Dewey swung his right fist against the mirror. He struck it once, but nothing happened. The next time, he swung harder. The mirror cracked, a spiderweb emanating out from the center of the glass, where he’d hit it. He looked at his fist. The knuckles were bloody where the skin had just been torn off. He punched again, harder this time. He felt glass enter his skin, then watched as a few pieces fell to the floor and shattered. He swung yet again, harder this time. The spiderweb disappeared as the wall of glass flashed silver, then cascaded to the floor at his feet, hundreds of shards of glass shattering around him.

He walked into the center of the bedroom, pulling pieces of glass from between the knuckles of his right fist. He got down on his knees, then put his hands down. He did a push-up, then another, and soon was moving up and down, up and down, up and down, his arms burning, sweat pouring off his chest and head.

Walk away,
he thought.
Leave it behind.

After fifty push-ups, he felt like throwing up. Blood dripped from his right fist onto the floor. He kept going. At a hundred push-ups, he did throw up, whiskey mostly. It poured from his mouth as he kept moving up and down. His arms burned like they were on fire.

He was back there, at the edge of it all, back where it began, in Ranger school, that long winter in Georgia. Nothing would ever be harder than Delta, but that first time, that pain that they drove you to, that first time only occurs once, and for Dewey it was Rangers.
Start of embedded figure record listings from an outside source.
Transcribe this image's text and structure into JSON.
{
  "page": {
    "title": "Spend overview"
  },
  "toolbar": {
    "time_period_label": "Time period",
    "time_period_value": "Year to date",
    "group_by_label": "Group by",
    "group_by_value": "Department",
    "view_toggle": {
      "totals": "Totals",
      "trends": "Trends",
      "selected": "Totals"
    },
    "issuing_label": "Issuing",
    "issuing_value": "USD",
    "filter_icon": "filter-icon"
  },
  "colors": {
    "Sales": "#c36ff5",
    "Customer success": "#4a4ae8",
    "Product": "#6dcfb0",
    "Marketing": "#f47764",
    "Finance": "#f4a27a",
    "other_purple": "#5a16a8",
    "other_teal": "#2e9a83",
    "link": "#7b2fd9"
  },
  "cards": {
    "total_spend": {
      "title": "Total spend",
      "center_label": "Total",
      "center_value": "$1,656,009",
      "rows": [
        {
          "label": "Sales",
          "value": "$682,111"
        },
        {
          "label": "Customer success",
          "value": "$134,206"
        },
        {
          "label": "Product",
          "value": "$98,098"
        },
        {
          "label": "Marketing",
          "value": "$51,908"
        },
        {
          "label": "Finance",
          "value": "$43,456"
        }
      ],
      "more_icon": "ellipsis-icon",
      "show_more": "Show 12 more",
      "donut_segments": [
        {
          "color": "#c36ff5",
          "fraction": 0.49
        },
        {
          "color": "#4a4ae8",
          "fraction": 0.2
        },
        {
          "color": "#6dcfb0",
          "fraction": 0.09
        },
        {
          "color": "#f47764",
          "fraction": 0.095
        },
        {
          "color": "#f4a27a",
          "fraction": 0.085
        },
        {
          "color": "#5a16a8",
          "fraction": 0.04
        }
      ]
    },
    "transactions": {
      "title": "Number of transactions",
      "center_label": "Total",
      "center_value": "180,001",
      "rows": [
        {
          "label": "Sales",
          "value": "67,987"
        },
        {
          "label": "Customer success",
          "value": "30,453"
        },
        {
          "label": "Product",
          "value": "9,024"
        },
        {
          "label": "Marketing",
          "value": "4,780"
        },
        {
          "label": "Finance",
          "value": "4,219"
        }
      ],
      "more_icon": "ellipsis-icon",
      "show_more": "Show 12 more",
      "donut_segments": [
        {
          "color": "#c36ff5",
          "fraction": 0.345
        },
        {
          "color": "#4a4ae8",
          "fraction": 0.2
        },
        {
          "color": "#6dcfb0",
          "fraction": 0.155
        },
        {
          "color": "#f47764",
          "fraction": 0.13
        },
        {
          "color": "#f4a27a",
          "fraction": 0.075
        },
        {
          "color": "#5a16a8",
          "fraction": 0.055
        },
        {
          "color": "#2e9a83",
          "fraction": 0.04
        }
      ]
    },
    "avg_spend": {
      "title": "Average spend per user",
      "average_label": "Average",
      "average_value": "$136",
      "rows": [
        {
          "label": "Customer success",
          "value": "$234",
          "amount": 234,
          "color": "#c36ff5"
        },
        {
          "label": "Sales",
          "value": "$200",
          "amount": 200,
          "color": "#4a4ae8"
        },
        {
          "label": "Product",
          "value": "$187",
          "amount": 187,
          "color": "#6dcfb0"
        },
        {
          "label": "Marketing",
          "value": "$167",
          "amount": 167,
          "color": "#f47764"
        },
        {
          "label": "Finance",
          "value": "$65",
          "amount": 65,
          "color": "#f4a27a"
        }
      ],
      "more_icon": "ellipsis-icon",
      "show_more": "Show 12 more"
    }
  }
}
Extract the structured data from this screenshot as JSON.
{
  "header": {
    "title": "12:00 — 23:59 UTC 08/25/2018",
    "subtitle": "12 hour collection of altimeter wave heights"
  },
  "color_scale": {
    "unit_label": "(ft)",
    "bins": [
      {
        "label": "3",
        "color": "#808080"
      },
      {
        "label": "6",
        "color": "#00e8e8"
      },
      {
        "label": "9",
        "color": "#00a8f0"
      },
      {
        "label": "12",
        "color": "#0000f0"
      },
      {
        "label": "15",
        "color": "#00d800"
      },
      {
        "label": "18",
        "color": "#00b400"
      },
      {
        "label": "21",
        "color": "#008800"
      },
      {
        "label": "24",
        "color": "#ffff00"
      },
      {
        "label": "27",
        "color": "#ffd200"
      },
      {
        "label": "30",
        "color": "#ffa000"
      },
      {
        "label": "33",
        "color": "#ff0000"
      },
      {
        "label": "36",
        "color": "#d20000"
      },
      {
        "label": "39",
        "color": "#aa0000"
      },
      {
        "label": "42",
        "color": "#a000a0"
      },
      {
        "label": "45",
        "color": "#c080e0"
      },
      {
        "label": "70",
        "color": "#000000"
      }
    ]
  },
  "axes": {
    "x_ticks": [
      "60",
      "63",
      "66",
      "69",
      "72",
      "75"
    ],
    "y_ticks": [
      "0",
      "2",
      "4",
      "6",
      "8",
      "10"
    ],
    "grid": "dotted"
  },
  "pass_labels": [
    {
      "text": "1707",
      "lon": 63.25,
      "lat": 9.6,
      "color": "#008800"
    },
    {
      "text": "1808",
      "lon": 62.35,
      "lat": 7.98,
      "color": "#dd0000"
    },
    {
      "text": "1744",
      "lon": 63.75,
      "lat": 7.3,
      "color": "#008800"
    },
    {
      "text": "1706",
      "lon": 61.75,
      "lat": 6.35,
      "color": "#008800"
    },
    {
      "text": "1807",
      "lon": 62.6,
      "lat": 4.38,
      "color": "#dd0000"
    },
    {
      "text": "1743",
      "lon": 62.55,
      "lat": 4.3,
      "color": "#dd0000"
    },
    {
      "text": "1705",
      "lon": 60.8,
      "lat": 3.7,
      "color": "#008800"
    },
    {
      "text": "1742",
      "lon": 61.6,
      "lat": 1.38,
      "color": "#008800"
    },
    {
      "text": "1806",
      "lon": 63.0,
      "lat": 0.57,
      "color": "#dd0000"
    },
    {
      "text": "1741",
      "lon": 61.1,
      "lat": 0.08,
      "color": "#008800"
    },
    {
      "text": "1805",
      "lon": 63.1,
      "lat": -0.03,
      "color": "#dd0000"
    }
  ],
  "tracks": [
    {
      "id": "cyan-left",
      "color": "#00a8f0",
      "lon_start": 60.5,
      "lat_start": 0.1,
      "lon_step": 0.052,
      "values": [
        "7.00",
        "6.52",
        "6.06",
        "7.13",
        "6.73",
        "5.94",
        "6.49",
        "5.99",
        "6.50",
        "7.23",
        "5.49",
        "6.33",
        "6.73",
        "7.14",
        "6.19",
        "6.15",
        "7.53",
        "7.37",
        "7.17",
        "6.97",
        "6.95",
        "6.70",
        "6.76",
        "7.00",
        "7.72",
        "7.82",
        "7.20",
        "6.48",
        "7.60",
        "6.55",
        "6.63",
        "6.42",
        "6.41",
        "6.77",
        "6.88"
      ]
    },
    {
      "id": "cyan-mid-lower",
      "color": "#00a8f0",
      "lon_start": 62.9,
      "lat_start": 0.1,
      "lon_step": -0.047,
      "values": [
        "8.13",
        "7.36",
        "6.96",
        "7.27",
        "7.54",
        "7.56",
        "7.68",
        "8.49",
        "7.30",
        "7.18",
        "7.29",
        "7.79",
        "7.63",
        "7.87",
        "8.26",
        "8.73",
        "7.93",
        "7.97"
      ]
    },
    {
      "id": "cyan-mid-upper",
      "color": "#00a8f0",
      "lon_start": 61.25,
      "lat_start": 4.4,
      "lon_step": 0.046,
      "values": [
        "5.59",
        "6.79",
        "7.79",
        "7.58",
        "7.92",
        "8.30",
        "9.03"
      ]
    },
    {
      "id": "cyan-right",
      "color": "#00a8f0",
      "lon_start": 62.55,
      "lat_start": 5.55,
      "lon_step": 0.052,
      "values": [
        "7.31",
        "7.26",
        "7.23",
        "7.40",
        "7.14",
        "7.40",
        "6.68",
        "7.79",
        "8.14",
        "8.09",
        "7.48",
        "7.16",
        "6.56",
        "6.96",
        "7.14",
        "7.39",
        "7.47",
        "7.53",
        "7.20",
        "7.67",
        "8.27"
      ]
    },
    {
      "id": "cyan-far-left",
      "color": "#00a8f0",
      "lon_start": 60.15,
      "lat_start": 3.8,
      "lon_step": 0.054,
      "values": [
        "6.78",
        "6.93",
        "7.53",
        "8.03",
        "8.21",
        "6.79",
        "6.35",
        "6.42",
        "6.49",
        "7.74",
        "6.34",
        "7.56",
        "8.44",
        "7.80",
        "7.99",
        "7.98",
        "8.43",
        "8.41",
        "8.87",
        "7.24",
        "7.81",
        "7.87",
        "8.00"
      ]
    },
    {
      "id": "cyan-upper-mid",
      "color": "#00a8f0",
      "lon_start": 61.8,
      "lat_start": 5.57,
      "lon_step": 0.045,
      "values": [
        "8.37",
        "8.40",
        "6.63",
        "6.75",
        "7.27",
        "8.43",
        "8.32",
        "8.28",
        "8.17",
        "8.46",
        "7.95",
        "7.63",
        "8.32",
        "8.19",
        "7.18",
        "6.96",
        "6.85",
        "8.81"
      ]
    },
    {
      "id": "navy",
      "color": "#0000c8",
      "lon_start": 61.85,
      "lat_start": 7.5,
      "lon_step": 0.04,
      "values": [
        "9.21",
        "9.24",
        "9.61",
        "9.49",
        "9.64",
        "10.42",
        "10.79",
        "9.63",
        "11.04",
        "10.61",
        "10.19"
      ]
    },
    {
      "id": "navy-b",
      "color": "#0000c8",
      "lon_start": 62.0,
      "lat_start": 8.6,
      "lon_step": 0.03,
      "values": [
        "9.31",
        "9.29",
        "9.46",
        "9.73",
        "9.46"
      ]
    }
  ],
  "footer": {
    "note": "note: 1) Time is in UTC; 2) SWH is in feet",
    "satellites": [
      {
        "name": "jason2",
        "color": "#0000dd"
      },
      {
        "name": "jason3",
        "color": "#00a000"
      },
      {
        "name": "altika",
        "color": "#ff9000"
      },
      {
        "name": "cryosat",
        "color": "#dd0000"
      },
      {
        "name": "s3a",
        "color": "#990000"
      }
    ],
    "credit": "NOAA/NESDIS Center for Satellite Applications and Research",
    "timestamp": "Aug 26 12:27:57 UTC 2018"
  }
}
He threw up so many times that first week of Ranger school that he lost count. He got so used to it that he came to understand that beyond the throw-up, beyond the wall of pain that paralyzed you, came the other pain, the one that was from God, the one that told you that you alone could get to that point, you alone could bear it, you alone were forged in steel strong enough to endure it.

Blood and vomit covered the floor now, and tears of pain dripped from his eyes as he drove himself further, first 130, then, at some point, 200 push-ups.

Dewey needed to go back to that time and place now. He needed to go back and find that inner steel he knew existed, the steel he would need to survive Jessica’s death. The steel he would stab into the heart of those who’d taken her.

He lost count sometime after 220 push-ups, passing out on the floor, lying in a pool of his own sweat, vomit, tears, and blood. He curled up into a fetal position, sobbing, and fell into a deep sleep.

 

32

BUENOS AIRES, ARGENTINA

The phone started ringing precisely at midnight.

The only woman in the small Recoleta apartment was in bed. Francita Marti, a frail woman of eighty-four, let it ring for more than a minute. After that, she realized whoever it was wasn’t going away. It required nearly another minute to get out of bed, with her arthritis.

“Yes,” she said in a soft but annoyed voice. “Who is it? If this is one of those calls—”

“Good evening,” came the voice. It sounded distorted and loud, as if the man on the other end had a disability. She could not have known he was using a device to cloak his voice.

“Who is this?”

“It’s about your son.”

The woman became alert. She reached for the lamp next to the phone and turned it on. She found a pad and pen to write with. It didn’t happen often, but in matters having to do with her son, she knew to listen and to obey. After all, he was the top law-enforcement officer in all of Argentina.